Category: One- and Two-Family Custom Residences
Project site: Brownfield
Building program type: Residential - multi-family, 2 to 4 units
Flex House is a vital three-story infill project that mends a decades-old gap in the fabric of Sacramento’s Boulevard Park neighborhood, an important district that is listed on the National Register of Historic Places. The home, designed for a young family of four, was envisioned as a building that can adapt to the ever-changing circumstances of life and familial composition while also generating income and accommodating future growth.

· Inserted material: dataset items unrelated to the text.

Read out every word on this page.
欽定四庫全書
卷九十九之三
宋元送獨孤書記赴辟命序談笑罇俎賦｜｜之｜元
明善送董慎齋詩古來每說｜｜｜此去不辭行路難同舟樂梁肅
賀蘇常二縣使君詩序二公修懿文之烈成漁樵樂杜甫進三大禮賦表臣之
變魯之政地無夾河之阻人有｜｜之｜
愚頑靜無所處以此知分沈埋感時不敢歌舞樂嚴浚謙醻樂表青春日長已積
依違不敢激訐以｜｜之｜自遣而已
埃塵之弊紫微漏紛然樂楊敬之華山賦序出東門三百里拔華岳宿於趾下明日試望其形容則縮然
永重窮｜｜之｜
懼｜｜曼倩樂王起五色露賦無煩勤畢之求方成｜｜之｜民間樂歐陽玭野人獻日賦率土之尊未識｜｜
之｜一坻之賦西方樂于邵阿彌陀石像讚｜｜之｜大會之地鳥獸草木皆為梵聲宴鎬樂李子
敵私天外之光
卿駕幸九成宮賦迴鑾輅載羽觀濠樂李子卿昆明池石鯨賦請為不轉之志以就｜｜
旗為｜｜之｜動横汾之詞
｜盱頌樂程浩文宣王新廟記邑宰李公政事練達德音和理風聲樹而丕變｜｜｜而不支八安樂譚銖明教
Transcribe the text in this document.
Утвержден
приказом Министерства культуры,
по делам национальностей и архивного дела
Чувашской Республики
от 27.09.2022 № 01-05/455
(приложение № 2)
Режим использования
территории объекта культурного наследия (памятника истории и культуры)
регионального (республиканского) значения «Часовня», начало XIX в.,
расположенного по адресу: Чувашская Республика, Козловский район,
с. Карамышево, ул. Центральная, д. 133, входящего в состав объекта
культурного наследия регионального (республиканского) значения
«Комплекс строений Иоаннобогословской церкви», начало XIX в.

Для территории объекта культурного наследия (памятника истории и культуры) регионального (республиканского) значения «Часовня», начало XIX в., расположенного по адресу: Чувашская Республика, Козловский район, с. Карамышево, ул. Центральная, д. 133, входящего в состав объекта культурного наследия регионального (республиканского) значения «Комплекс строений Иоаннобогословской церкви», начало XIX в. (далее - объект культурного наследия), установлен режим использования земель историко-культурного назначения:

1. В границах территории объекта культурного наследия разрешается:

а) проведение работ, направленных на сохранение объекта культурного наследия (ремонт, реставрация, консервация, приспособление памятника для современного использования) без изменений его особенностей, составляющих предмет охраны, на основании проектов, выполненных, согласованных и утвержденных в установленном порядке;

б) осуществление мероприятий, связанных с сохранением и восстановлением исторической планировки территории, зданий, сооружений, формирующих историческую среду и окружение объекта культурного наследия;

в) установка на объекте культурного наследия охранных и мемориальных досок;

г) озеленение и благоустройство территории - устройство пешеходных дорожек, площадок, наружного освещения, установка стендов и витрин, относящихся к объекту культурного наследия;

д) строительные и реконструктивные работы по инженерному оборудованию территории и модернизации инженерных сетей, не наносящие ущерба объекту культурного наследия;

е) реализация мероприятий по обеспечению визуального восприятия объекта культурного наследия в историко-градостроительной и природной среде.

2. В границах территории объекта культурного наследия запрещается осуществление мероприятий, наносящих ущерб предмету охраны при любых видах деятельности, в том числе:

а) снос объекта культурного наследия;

The home pairs the family’s primary dwelling on the upper two floors with a separate but programmatically reciprocal unit on the ground floor that can be adapted for residential or commercial use. The fully accessible unit served as the client’s corporate home office during the COVID-19 pandemic but has since become a rental apartment. In the coming years, the owner plans to convert the space to accommodate her aging mother.
Flex House’s program is expressed through two interlocking forms. An L-shaped plinth clad in steel houses the ground-floor unit as well as a tandem garage, and it rises as a service spline against the two-story box that contains the family residence. A continuous C-shaped channel shapes a deep horizontal reveal that separates the steel and wood volumes before it transforms into louvered apertures that enhance the vertical separation between the two.
From the street, slender columns and beams extend from the horizontal facade to create a trellised portico. From there, visitors can enter the main vestibule, where stairs lead to the upper floors, or step through a perforated metal gate that opens onto a separate entry for the ground-floor unit. Inside, the team upended convention for the main dwelling’s program, placing the living hall and kitchen on the top floor and the home’s three bedrooms beneath. The living hall, which serves as the center of family life, boasts broad views of city, and a terrace that runs parallel provides a shaded outdoor extension.
“The expression of this home in both plan and form is unique and expresses an innovative solution within a tight urban context.” - Jury comment
The building sits on a former brownfield that was used as a surface parking lot and was covered with impervious asphalt. The new, muscular building repairs the street edge but only occupies 42% of the property. The remainder was xeriscaped with gravel, drought-tolerant native grasses, permeable pavers, and a bioswale.
Flex House addresses just one a number of vacant lots that dot the neighborhood and have sat idle for decades. This project offers a contemporary and engaging and addition to Boulevard Park.